Hesiod’s position, I suggest, at the center of changing social relations can help us understand some of the differences not only between his poetry and his Homeric predecessor(s), but between the Works and Days and his other poems. The changes in his poetic content, focus and tone run parallel to a change in class relations. According to Morris, the kakoi are first absorbed into the agathoi, which produces a peak in cultural emphasis on class differences by (or for) the agathoi. Around 700 BC, however, these changes stop rather abruptly, and the trends seem to reflect a denial of class differences. I argue that by placing Hesiod in this context, we can make better sense of his poems: the Works and Days, unlike the Theogony or the Shield, could easily have been composed after the denial of aristocratic status begins.
This hypothesis produces two, equally useful, results: the first is that we can further refine Morris’ theory, and give a real human voice to at least one of his statistics. Morris, it should be noted, mines Hesiod for evidence, but his treatment of him is strongly in the shadow of Homer: Hesiod, he assumes, is to be situated before the denial of aristocratic difference. This is probably true of the Theogony, but positioning the Works and Days after this social change makes much more sense.
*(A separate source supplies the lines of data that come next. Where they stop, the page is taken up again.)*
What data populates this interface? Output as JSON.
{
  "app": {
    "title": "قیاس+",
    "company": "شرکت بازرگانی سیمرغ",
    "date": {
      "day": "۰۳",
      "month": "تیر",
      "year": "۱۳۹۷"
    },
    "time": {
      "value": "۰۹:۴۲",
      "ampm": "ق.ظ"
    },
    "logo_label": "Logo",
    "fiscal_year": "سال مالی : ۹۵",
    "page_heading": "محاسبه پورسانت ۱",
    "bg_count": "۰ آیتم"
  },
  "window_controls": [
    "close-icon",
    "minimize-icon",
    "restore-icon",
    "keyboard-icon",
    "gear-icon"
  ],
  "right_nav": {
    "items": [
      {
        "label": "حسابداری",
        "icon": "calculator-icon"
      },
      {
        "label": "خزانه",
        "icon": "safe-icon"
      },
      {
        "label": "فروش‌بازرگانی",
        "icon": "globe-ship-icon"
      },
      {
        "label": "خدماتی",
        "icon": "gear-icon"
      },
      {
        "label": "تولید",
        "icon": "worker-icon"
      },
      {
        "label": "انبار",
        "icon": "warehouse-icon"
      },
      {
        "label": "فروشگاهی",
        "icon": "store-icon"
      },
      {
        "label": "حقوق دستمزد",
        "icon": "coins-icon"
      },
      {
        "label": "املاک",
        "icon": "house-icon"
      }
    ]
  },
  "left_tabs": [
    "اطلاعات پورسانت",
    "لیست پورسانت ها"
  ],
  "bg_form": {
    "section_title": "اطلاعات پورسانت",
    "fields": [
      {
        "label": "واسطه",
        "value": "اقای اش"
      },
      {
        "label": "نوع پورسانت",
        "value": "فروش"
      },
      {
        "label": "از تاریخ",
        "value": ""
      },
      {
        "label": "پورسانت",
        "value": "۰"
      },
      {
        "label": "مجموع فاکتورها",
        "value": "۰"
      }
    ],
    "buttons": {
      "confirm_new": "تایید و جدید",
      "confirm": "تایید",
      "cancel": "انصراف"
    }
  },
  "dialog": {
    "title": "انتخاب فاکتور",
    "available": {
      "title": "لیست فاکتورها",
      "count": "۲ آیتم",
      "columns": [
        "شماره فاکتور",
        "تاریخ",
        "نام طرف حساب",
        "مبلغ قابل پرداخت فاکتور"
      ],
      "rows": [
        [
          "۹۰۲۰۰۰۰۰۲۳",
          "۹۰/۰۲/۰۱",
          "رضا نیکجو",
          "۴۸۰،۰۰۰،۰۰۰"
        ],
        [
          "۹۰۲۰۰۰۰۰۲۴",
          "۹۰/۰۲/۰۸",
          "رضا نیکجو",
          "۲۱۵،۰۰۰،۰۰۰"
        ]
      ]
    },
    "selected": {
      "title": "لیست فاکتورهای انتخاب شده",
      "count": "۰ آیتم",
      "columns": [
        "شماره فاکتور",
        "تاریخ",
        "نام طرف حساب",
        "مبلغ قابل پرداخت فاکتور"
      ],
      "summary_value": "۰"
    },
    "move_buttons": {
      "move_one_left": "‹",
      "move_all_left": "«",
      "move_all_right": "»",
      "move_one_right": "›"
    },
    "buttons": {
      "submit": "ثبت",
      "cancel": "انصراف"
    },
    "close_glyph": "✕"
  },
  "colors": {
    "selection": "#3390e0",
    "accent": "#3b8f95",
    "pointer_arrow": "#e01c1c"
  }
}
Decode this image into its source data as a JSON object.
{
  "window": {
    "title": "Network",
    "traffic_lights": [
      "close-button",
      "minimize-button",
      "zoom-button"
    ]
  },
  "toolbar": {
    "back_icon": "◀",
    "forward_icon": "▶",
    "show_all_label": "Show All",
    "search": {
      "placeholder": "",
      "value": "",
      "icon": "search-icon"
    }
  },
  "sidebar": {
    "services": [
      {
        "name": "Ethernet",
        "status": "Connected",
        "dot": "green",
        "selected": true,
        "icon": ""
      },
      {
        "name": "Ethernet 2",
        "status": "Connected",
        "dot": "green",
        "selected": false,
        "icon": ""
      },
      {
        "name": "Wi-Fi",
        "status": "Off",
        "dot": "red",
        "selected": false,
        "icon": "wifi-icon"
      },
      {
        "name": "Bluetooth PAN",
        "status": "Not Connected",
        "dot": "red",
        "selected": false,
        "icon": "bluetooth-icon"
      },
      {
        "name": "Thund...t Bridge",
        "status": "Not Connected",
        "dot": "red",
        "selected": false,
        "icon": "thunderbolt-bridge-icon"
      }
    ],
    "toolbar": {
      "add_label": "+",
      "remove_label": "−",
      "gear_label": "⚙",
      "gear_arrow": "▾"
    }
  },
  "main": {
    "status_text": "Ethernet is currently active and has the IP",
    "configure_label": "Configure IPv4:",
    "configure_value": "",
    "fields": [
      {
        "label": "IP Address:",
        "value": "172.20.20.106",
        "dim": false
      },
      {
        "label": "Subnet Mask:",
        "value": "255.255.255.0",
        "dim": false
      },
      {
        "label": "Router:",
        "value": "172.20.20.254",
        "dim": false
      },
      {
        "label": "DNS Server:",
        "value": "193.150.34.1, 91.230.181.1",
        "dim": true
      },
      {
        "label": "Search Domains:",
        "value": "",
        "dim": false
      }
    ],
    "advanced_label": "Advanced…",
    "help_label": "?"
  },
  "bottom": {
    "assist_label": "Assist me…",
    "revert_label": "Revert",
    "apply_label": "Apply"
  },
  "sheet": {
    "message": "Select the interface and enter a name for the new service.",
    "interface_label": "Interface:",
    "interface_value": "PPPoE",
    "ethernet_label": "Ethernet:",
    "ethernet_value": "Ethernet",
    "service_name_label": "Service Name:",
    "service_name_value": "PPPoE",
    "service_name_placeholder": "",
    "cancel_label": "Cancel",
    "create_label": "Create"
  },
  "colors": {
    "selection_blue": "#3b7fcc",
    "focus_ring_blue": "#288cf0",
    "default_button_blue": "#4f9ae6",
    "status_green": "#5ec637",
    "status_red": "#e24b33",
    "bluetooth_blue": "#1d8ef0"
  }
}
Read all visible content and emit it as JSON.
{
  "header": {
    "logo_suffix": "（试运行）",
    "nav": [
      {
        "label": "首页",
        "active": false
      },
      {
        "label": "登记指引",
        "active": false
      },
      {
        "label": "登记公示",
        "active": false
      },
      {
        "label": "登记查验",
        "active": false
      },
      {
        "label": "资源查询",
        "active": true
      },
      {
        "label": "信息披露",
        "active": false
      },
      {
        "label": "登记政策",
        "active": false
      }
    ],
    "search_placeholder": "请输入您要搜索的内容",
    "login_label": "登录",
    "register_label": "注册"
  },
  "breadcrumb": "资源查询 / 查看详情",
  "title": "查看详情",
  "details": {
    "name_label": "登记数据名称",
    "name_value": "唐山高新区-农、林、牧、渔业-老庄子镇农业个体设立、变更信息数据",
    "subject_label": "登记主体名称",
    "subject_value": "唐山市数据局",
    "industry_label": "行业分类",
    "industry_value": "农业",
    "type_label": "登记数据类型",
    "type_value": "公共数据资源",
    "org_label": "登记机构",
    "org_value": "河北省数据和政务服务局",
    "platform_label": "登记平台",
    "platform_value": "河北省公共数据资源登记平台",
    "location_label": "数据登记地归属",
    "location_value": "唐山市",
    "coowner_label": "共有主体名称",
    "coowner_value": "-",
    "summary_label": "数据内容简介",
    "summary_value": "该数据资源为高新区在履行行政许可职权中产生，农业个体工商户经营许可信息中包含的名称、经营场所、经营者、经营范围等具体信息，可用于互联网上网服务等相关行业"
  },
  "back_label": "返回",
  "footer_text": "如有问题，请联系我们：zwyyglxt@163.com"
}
What was before something of a puzzle in Hesiodic scholarship thus becomes a vivid commentary on the changes through which Hesiod lives. The poem can thus give some more color to the fascinating picture Morris paints.
This brings us to the second useful result of this approach to Hesiod: if our theory is correct, it can help explain a great deal of Hesiod’s poetry which is otherwise problematic. Though time will not permit a full commentary on the Works and Days, I will look at three particularly controversial issues as test cases: the address to the basilēes (39), the overall tone and message of the poem (i.e. the focus on hard work as the only way of life), and finally the myth of the five ages of man (109-201). I will show that all three can be greatly illuminated by placing Hesiod in this historical model.